By Bruce Parker | Vermont Watchdog
After spending more than 30 years building homes in Vermont, Bart Frisbie has learned there’s more than one way for the state government to get its money.
If they’re not raising taxes, they’re raising fees.
“Fees that go with regulations get notched up constantly,” Frisbie, president of Sterling Construction, an energy-efficient homebuilder in South Burlington, told Vermont Watchdog this week.
Many Vermonters have heard about the bone-crushing taxes that could be coming if Gov. Peter Shumlin presses ahead with single-payer health care. The proposed single-payer system comes with the threat of a 29 percent state sales tax — easily the highest rate in the nation —but Frisbie says there’s more to be worried about. Fee hikes are a silent killer lurking in the shadows for businesses and professionals.
“While the Legislature may say, ‘Oh, we have not raised taxes’ or ‘We have raised taxes only on the side,’ the fees that go with the permits we have to obtain escalate all the time. So, those make the risk and cost of doing business increase constantly.”
A glance at this year’s expected fee hikes reinforces Frisbie’s claim.
If lawmakers approve H.735, Vermonters will see increases in the following fees:
- License renewal for funeral homes and crematoriums: $900 (up from $540)
- License renewal for funeral directors and embalmers: $350 (up from $300)
- License renewal for registered and licensed practical nurses: $140 (up from $95)
- License renewal for real estate brokers and sales people: $200 (up from $175)
- License renewal for corporations and partnerships: $200 (up from $75)
- License renewal for sellers of lottery tickets: $50 (up from $15)
- License renewal for professional engineers: $100 (up from $80)
Fee hikes aren’t for license renewals only.

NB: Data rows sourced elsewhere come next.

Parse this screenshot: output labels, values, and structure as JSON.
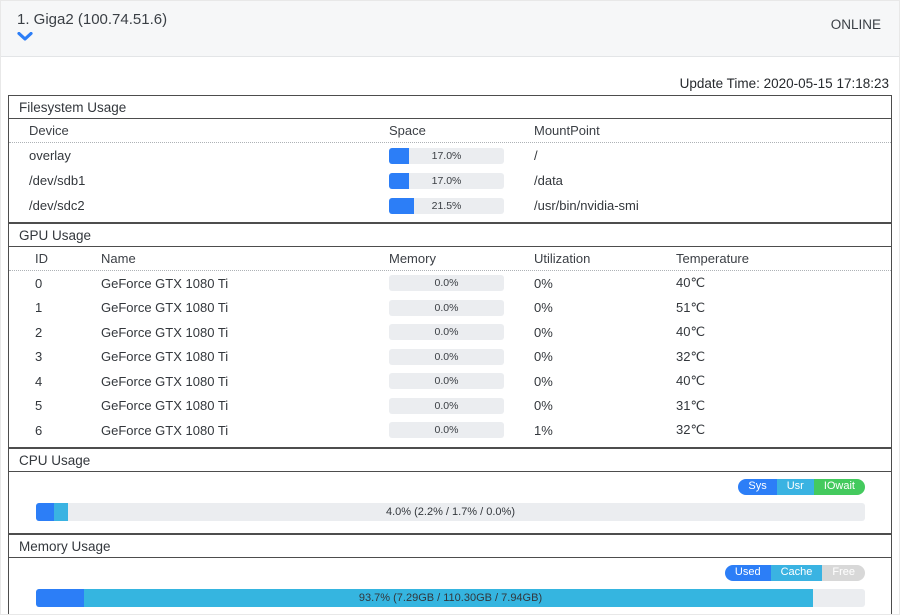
{
  "header": {
    "title": "1. Giga2 (100.74.51.6)",
    "status": "ONLINE"
  },
  "update_time": "Update Time: 2020-05-15 17:18:23",
  "colors": {
    "blue": "#2c7ef7",
    "cyan": "#3ab3e2",
    "green": "#44ca5e",
    "free_gray": "#d8d8d8",
    "track": "#ebedf0"
  },
  "filesystem": {
    "title": "Filesystem Usage",
    "columns": [
      "Device",
      "Space",
      "MountPoint"
    ],
    "rows": [
      {
        "device": "overlay",
        "space_pct": 17.0,
        "space_label": "17.0%",
        "mount": "/"
      },
      {
        "device": "/dev/sdb1",
        "space_pct": 17.0,
        "space_label": "17.0%",
        "mount": "/data"
      },
      {
        "device": "/dev/sdc2",
        "space_pct": 21.5,
        "space_label": "21.5%",
        "mount": "/usr/bin/nvidia-smi"
      }
    ]
  },
  "gpu": {
    "title": "GPU Usage",
    "columns": [
      "ID",
      "Name",
      "Memory",
      "Utilization",
      "Temperature"
    ],
    "rows": [
      {
        "id": "0",
        "name": "GeForce GTX 1080 Ti",
        "memory_pct": 0,
        "memory_label": "0.0%",
        "utilization": "0%",
        "temperature": "40℃"
      },
      {
        "id": "1",
        "name": "GeForce GTX 1080 Ti",
        "memory_pct": 0,
        "memory_label": "0.0%",
        "utilization": "0%",
        "temperature": "51℃"
      },
      {
        "id": "2",
        "name": "GeForce GTX 1080 Ti",
        "memory_pct": 0,
        "memory_label": "0.0%",
        "utilization": "0%",
        "temperature": "40℃"
      },
      {
        "id": "3",
        "name": "GeForce GTX 1080 Ti",
        "memory_pct": 0,
        "memory_label": "0.0%",
        "utilization": "0%",
        "temperature": "32℃"
      },
      {
        "id": "4",
        "name": "GeForce GTX 1080 Ti",
        "memory_pct": 0,
        "memory_label": "0.0%",
        "utilization": "0%",
        "temperature": "40℃"
      },
      {
        "id": "5",
        "name": "GeForce GTX 1080 Ti",
        "memory_pct": 0,
        "memory_label": "0.0%",
        "utilization": "0%",
        "temperature": "31℃"
      },
      {
        "id": "6",
        "name": "GeForce GTX 1080 Ti",
        "memory_pct": 0,
        "memory_label": "0.0%",
        "utilization": "1%",
        "temperature": "32℃"
      }
    ]
  },
  "cpu": {
    "title": "CPU Usage",
    "legend": [
      {
        "label": "Sys",
        "color": "#2c7ef7"
      },
      {
        "label": "Usr",
        "color": "#3ab3e2"
      },
      {
        "label": "IOwait",
        "color": "#44ca5e"
      }
    ],
    "bar": {
      "segments": [
        {
          "name": "sys",
          "pct": 2.2,
          "color": "#2c7ef7"
        },
        {
          "name": "usr",
          "pct": 1.7,
          "color": "#3ab3e2"
        },
        {
          "name": "iowait",
          "pct": 0.0,
          "color": "#44ca5e"
        }
      ],
      "label": "4.0% (2.2% / 1.7% / 0.0%)"
    }
  },
  "memory": {
    "title": "Memory Usage",
    "legend": [
      {
        "label": "Used",
        "color": "#2c7ef7"
      },
      {
        "label": "Cache",
        "color": "#3ab3e2"
      },
      {
        "label": "Free",
        "color": "#d8d8d8"
      }
    ],
    "bar": {
      "segments": [
        {
          "name": "used",
          "pct": 5.8,
          "color": "#2c7ef7"
        },
        {
          "name": "cache",
          "pct": 87.9,
          "color": "#35b5e0"
        }
      ],
      "label": "93.7% (7.29GB / 110.30GB / 7.94GB)"
    }
  }
}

Under H.735, employers who hire lobbyists will have to pay a registration fee of $50 (up from $25), mobile home park owners will pay $12 per leased occupant (up from $9), and Vermonters who pay the Department of Taxes or the Department of Motor Vehicles online will pay a 3 percent fee. These are only a few of the increases proposed in the “must pass” bill.
Frisbie, who has been building homes in Vermont since 1979, said keeping up with regulations is a continual process where “everything gets harder, takes longer and costs more.”

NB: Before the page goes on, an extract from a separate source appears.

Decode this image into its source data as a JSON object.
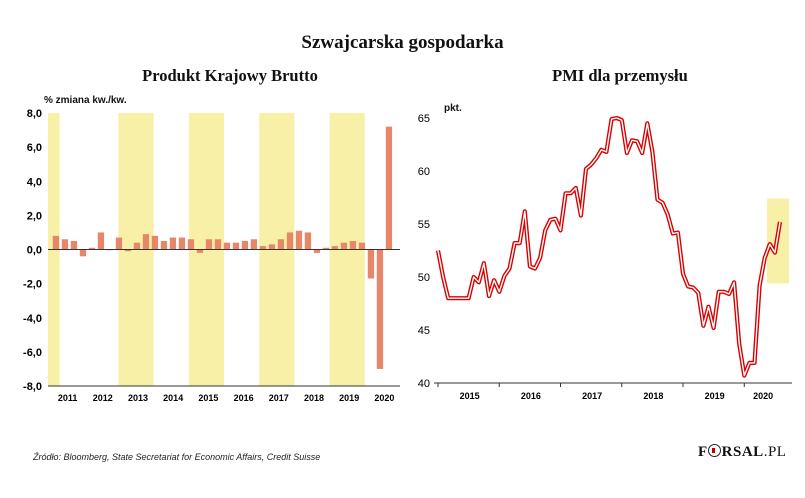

Two fees that have received widespread attention — mostly due to swirling controversies — include a $200 fee on toxic chemicals used in the manufacture of children’s goods and a $25 retrieval fee for weapons confiscated following a judge’s restraining order.
With single-payer set to take effect in 2017, the public has learned much about massive new taxes related to Green Mountain Care — though little about fees. Vermont may soon have the distinction of being the only state in the Union with a 29 percent sales tax. No one knows for sure, however, since Gov. Peter Shumlin refuses to disclose his plan for financing Green Mountain Care.
Unlike a single-payer tax that could hit Vermonters all at once, Frisbie said hikes to government fees are “a steady progression that just keeps happening.”
“It’s environmental, it’s energy, it’s labor regulations, it’s workers comp — everything is incremental. No single increase is killing the economy, but the cumulative impact is significant,” Frisbie said.
When asked how businesses plan to pay for these higher costs, Frisbie said the costs will get passed on to the consumer.
“If we don’t pass on costs, we’re out of business,” he said. “But it makes it much harder and more expensive for the Vermonter who is trying to buy or remodel a house and live here.”